Keeping data fresh
Your source is the truth. SemiLayer's index needs to stay close behind. You have four ways to keep them aligned:
1. push --resume-ingest / --rebuild
The CLI command you already know. Runs a full or incremental ingest on demand. Right for the initial load and for occasional big shifts (renaming fields, moving a column). Not right for routine drift — running it on a cron is wasteful.
2. syncInterval — periodic polling (incremental)
Declare a cadence on the lens and the worker polls the source for you
using the changeTrackingColumn (defaults to updated_at).

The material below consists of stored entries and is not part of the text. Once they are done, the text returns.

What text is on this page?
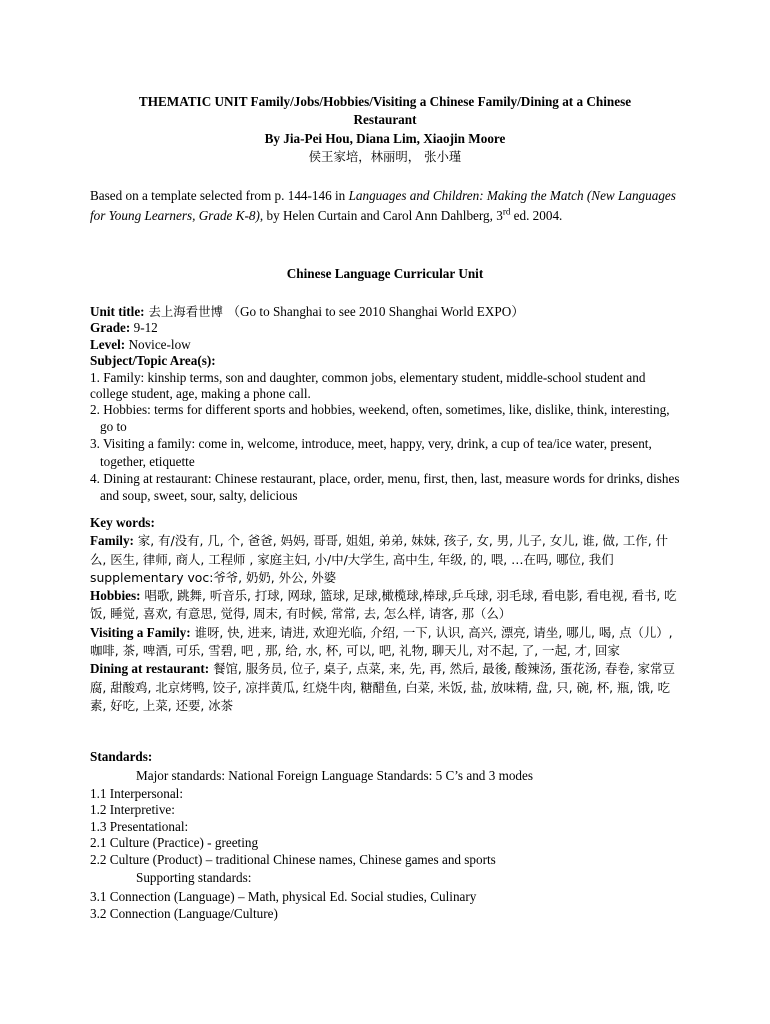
THEMATIC UNIT Family/Jobs/Hobbies/Visiting a Chinese Family/Dining at a Chinese

Restaurant

By Jia-Pei Hou, Diana Lim, Xiaojin Moore

侯王家培，林丽明， 张小瑾

Based on a template selected from p. 144-146 in Languages and Children: Making the Match (New Languages for Young Learners, Grade K-8), by Helen Curtain and Carol Ann Dahlberg, 3rd ed. 2004.
Chinese Language Curricular Unit

Unit title: 去上海看世博 （Go to Shanghai to see 2010 Shanghai World EXPO）

Grade: 9-12

Level: Novice-low

Subject/Topic Area(s):

1. Family: kinship terms, son and daughter, common jobs, elementary student, middle-school student and college student, age, making a phone call.

2. Hobbies: terms for different sports and hobbies, weekend, often, sometimes, like, dislike, think, interesting, go to

3. Visiting a family: come in, welcome, introduce, meet, happy, very, drink, a cup of tea/ice water, present, together, etiquette

4. Dining at restaurant: Chinese restaurant, place, order, menu, first, then, last, measure words for drinks, dishes and soup, sweet, sour, salty, delicious

Key words:

Family: 家, 有/没有, 几, 个, 爸爸, 妈妈, 哥哥, 姐姐, 弟弟, 妹妹, 孩子, 女, 男, 儿子, 女儿, 谁, 做, 工作, 什么, 医生, 律师, 商人, 工程师 , 家庭主妇, 小/中/大学生, 高中生, 年级, 的, 喂, …在吗, 哪位, 我们

supplementary voc:爷爷, 奶奶, 外公, 外婆

Hobbies: 唱歌, 跳舞, 听音乐, 打球, 网球, 篮球, 足球,橄榄球,棒球,乒乓球, 羽毛球, 看电影, 看电视, 看书, 吃饭, 睡觉, 喜欢, 有意思, 觉得, 周末, 有时候, 常常, 去, 怎么样, 请客, 那（么）

Visiting a Family: 谁呀, 快, 进来, 请进, 欢迎光临, 介绍, 一下, 认识, 高兴, 漂亮, 请坐, 哪儿, 喝, 点（儿）, 咖啡, 茶, 啤酒, 可乐, 雪碧, 吧 , 那, 给, 水, 杯, 可以, 吧, 礼物, 聊天儿, 对不起, 了, 一起, 才, 回家

Dining at restaurant: 餐馆, 服务员, 位子, 桌子, 点菜, 来, 先, 再, 然后, 最後, 酸辣汤, 蛋花汤, 春卷, 家常豆腐, 甜酸鸡, 北京烤鸭, 饺子, 凉拌黄瓜, 红烧牛肉, 糖醋鱼, 白菜, 米饭, 盐, 放味精, 盘, 只, 碗, 杯, 瓶, 饿, 吃素, 好吃, 上菜, 还要, 冰茶

Standards:

Major standards: National Foreign Language Standards: 5 C’s and 3 modes

1.1 Interpersonal:

1.2 Interpretive:

1.3 Presentational:

2.1 Culture (Practice) - greeting

2.2 Culture (Product) – traditional Chinese names, Chinese games and sports

Supporting standards:

3.1 Connection (Language) – Math, physical Ed. Social studies, Culinary

3.2 Connection (Language/Culture)
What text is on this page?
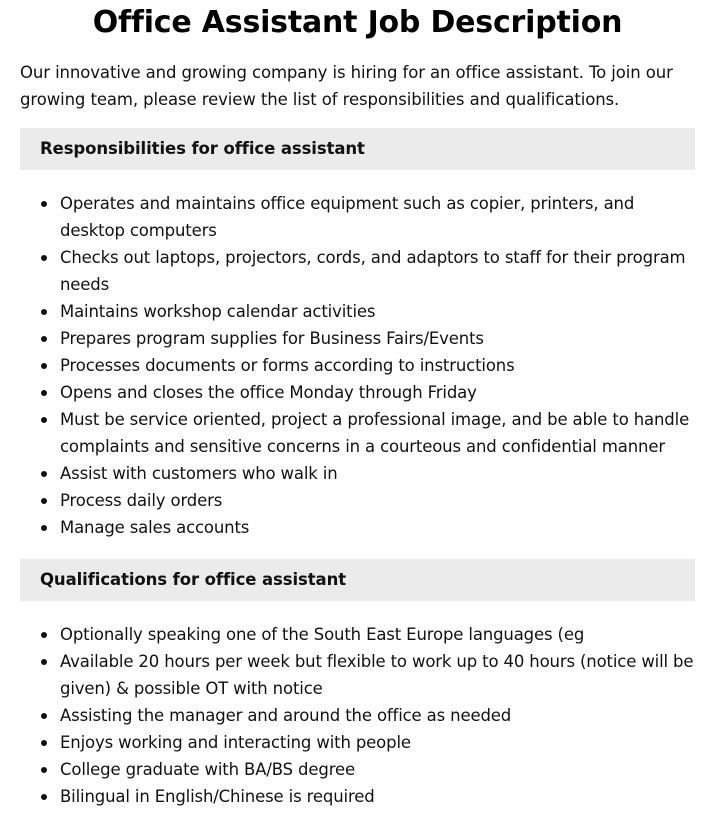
Office Assistant Job Description

Our innovative and growing company is hiring for an office assistant. To join our growing team, please review the list of responsibilities and qualifications.

Responsibilities for office assistant
Operates and maintains office equipment such as copier, printers, and desktop computers
Checks out laptops, projectors, cords, and adaptors to staff for their program needs
Maintains workshop calendar activities
Prepares program supplies for Business Fairs/Events
Processes documents or forms according to instructions
Opens and closes the office Monday through Friday
Must be service oriented, project a professional image, and be able to handle complaints and sensitive concerns in a courteous and confidential manner
Assist with customers who walk in
Process daily orders
Manage sales accounts
Qualifications for office assistant
Optionally speaking one of the South East Europe languages (eg
Available 20 hours per week but flexible to work up to 40 hours (notice will be given) & possible OT with notice
Assisting the manager and around the office as needed
Enjoys working and interacting with people
College graduate with BA/BS degree
Bilingual in English/Chinese is required
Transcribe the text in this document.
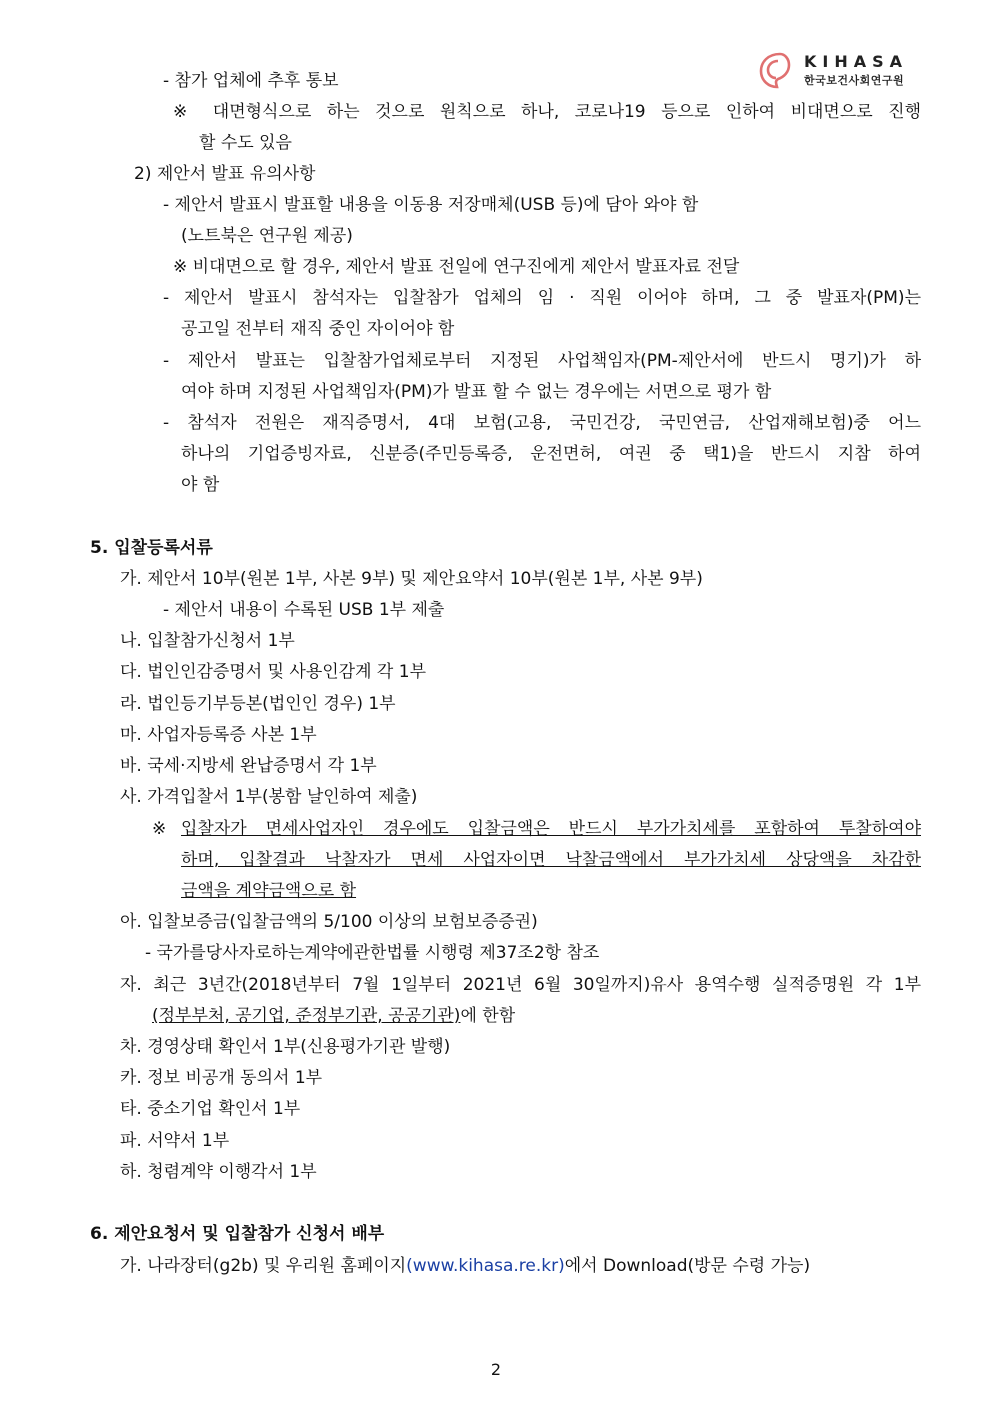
KIHASA
한국보건사회연구원
- 참가 업체에 추후 통보
※ 대면형식으로 하는 것으로 원칙으로 하나, 코로나19 등으로 인하여 비대면으로 진행
할 수도 있음
2) 제안서 발표 유의사항
- 제안서 발표시 발표할 내용을 이동용 저장매체(USB 등)에 담아 와야 함
(노트북은 연구원 제공)
※ 비대면으로 할 경우, 제안서 발표 전일에 연구진에게 제안서 발표자료 전달
- 제안서 발표시 참석자는 입찰참가 업체의 임 · 직원 이어야 하며, 그 중 발표자(PM)는
공고일 전부터 재직 중인 자이어야 함
- 제안서 발표는 입찰참가업체로부터 지정된 사업책임자(PM-제안서에 반드시 명기)가 하
여야 하며 지정된 사업책임자(PM)가 발표 할 수 없는 경우에는 서면으로 평가 함
- 참석자 전원은 재직증명서, 4대 보험(고용, 국민건강, 국민연금, 산업재해보험)중 어느
하나의 기업증빙자료, 신분증(주민등록증, 운전면허, 여권 중 택1)을 반드시 지참 하여
야 함
5. 입찰등록서류
가. 제안서 10부(원본 1부, 사본 9부) 및 제안요약서 10부(원본 1부, 사본 9부)
- 제안서 내용이 수록된 USB 1부 제출
나. 입찰참가신청서 1부
다. 법인인감증명서 및 사용인감계 각 1부
라. 법인등기부등본(법인인 경우) 1부
마. 사업자등록증 사본 1부
바. 국세·지방세 완납증명서 각 1부
사. 가격입찰서 1부(봉함 날인하여 제출)
※ 입찰자가 면세사업자인 경우에도 입찰금액은 반드시 부가가치세를 포함하여 투찰하여야
하며, 입찰결과 낙찰자가 면세 사업자이면 낙찰금액에서 부가가치세 상당액을 차감한
금액을 계약금액으로 함
아. 입찰보증금(입찰금액의 5/100 이상의 보험보증증권)
- 국가를당사자로하는계약에관한법률 시행령 제37조2항 참조
자. 최근 3년간(2018년부터 7월 1일부터 2021년 6월 30일까지)유사 용역수행 실적증명원 각 1부
(정부부처, 공기업, 준정부기관, 공공기관)에 한함
차. 경영상태 확인서 1부(신용평가기관 발행)
카. 정보 비공개 동의서 1부
타. 중소기업 확인서 1부
파. 서약서 1부
하. 청렴계약 이행각서 1부
6. 제안요청서 및 입찰참가 신청서 배부
가. 나라장터(g2b) 및 우리원 홈페이지(www.kihasa.re.kr)에서 Download(방문 수령 가능)
2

Right for: stores where you can't run your own worker, low-write tables,
clean updated_at discipline.
Not right for: deletes (you need soft-deletes or a tombstone column), write rates the polling cadence can't keep up with, multi-source topologies where timing matters.
3. smartSyncInterval — scheduled smart sync (with deletes)
The missing middle. Same content-hash + tombstone pipeline as the
Console "Sync now" button, but scheduled — so hard deletes get cleaned
up automatically without webhook infrastructure. Declare it alongside
syncInterval and you get the best of both: fast incremental refresh
plus a periodic full sweep that catches what incremental can't.
Right for: low-write tables where you can't wire CDC, teams that want
deletes handled correctly without running their own cron, anyone whose
source doesn't have a reliable updated_at (smart sync doesn't need
one).
Not right for: sub-minute latency, huge tables under aggressive schedules (every run reads every row — see cost table below).
Tradeoffs:
| Setup | One config line (or two, paired with syncInterval) |
| Latency | Up to the interval (e.g. 24h for '24h') |
| Deletes | Yes — tombstone detection. Rows absent from the source are purged. |
| Cost | Scales with lens size. Content-hash dedup means unchanged rows are cheap (no re-embed), but every run reads every source row. See your tier's smart sync quota. |
| Tier | Pro and above for scheduled (Free tier: manual button only, 5/month). |
Manual trigger is always available (Console "Sync now" button or
semilayer sync) and uses the same handler. Manual runs count against
the same tier monthly quota as scheduled runs — the button isn't a
bypass.
4. Webhook ingest — you push us the deltas
The pattern most production apps end up on. Your CDC pipeline (Postgres logical replication, triggers, Debezium, AWS DMS, a cron in your worker) posts a list of changed record ids to our webhook. We buffer, dedup, and re-index just those rows.
Right for: exactly-as-fast-as-your-writes freshness, precise delete handling, large tables where polling would be wasteful.
This is the "Ingest" section. Head there for the full API, the
ik_ key details, and real CDC patterns for Postgres, MySQL, and AWS.
→ Ingest
Recommended pairings
| Scenario | Config |
|---|---|
| Small-to-medium table, no CDC | syncInterval: '5m' + smartSyncInterval: '24h' — fast incremental + nightly delete sweep |
| High-write production with CDC | Records webhook + optional smartSyncInterval: '24h' as a safety net |
| Append-only / logs | syncInterval: '5m' alone — no deletes to worry about |
| Occasional / manual refreshes | Console "Sync now" button + no interval declared |
The first row is the answer most teams want and didn't know they could get declaratively. Two config lines, zero webhook code, correct deletes.